Most of all, he wanted to sit in a room side by side with Hedda. “My hand is itching for drawings,” he told her. “I have a thirst for sitting on a tall chair at a drawing table covered with white-yellow paper as a background or cover, and then a book of white smooth paper, a bottle of Indian ink, colored ink, aniline, sharp pencils, small pens, brushes and quiet afternoon, and Hedda painting somewhere in the room.”
He returned to New York on the first of October, and even though he had to report to Washington for duty with the OSS Naval Command when his one-month leave ended in November, his war was essentially over.
CHAPTER 11
STARTING AGAIN IN THE CARTOONS RACKET
I’ll have a hard time starting again in the cartoons racket especially if The New Yorker will go ahead publishing the old scrap of drawings made two years ago.
Many soldiers stationed far from home had only to worry about surviving the war, but Steinberg had two other concerns that occupied him almost full-time: persuading Hedda Sterne to divorce her husband and marry him and promoting his promising career.
All the while that he was being shuttled from one European posting to another, he was also fulfilling commissions generated by the Civita brothers and assuaging the astonishment and horror of his New Yorker editors when they discovered that his agents took 30 percent of his earnings.
When Steinberg was drafted, he packed the few belongings in his Sixth Avenue hotel room, one small suitcase of clothing and several large boxes of his work, and took them to Hedda Sterne’s apartment.

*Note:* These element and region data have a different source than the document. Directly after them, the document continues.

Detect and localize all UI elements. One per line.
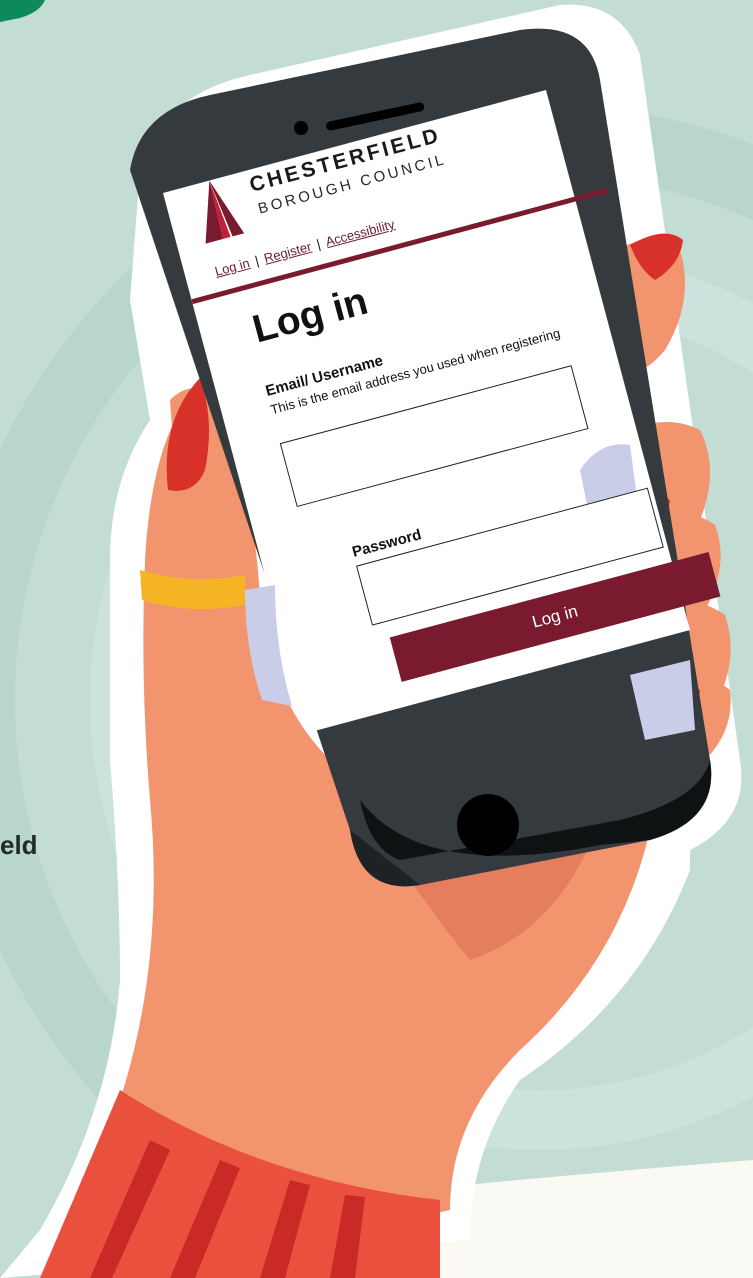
nav-separator: | — [253, 252, 261, 269]
header-divider — [191, 187, 609, 305]
home-button — [457, 794, 519, 856]
corner-accent — [0, 0, 45, 22]
nav-accessibility-link[interactable]: Accessibility — [324, 216, 396, 249]
nav-register-link[interactable]: Register — [262, 239, 313, 266]
council-logo-icon — [205, 180, 245, 244]
partial-heading: eld — [0, 830, 38, 860]
nav-separator: | — [314, 236, 323, 252]
illustration-scene: CHESTERFIELD BOROUGH COUNCIL Log in | Regi… — [0, 0, 753, 1278]
nav-login-link[interactable]: Log in — [213, 255, 251, 279]
page-title: Log in — [248, 279, 373, 352]
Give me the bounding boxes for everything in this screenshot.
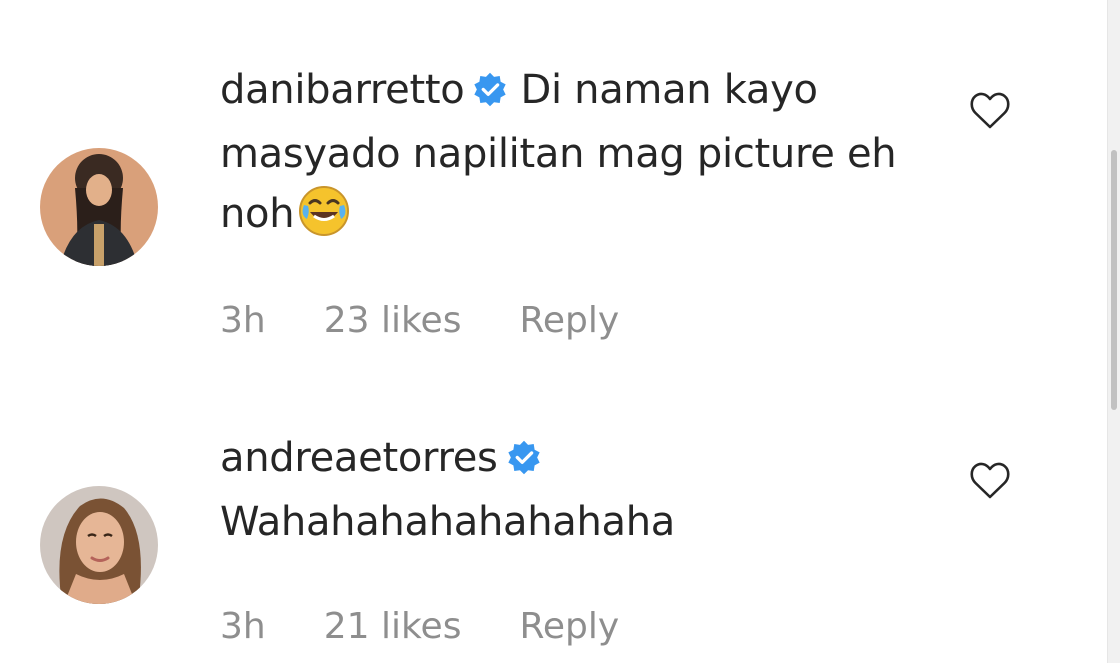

He had put her in charge of supervising all his affairs, particularly acting as go-between and dispensing the drawings according to his directions to Jim Geraghty, the art director at The New Yorker, and Victor Civita, his primary agent now that Cesar was in South America. Before he left, he introduced Hedda to everyone to make sure that they understood she would be making decisions on his behalf. At Civita’s, she and
Gertrude Einstein, the administrative assistant who ran the office, took an instant liking to each other and formed a friendship that smoothed all of Hedda’s subsequent dealings with Victor. Saul left for China quite content that his best interests would be served by Hedwig Stafford, Hedda Stafford, or Hedwig or Hedda Sterne—whatever she was calling herself at that particular moment, to the confusion of those with whom she conducted his business.
While he left the bulk of his old work with Hedda for her to dole out whenever his military postings kept him from sending new work, he left another bundle of drawings with Victor Civita, who quickly got most of them published. As a way of keeping his lucrative client’s name in circulation, he hounded Steinberg repeatedly to send new ones, especially those he could sell to The New Yorker. When the mails delayed the sending or receiving, Hedda had to dig deep into her trove and Civita had to cull whatever he could find as well. Steinberg was not happy when Hedda sent him a copy of The New Yorker in December 1943 with “that horrible drawing of the big A letter at the optician.” It was one he had made at least two years earlier, when he was trying to make the transition from his European style to The New Yorker’s, and to him “it sure is a very stupid drawing.” However, as he did for the rest of his time in the navy, he did not blame his agents for publishing work he was not proud of; instead he made allowances for them.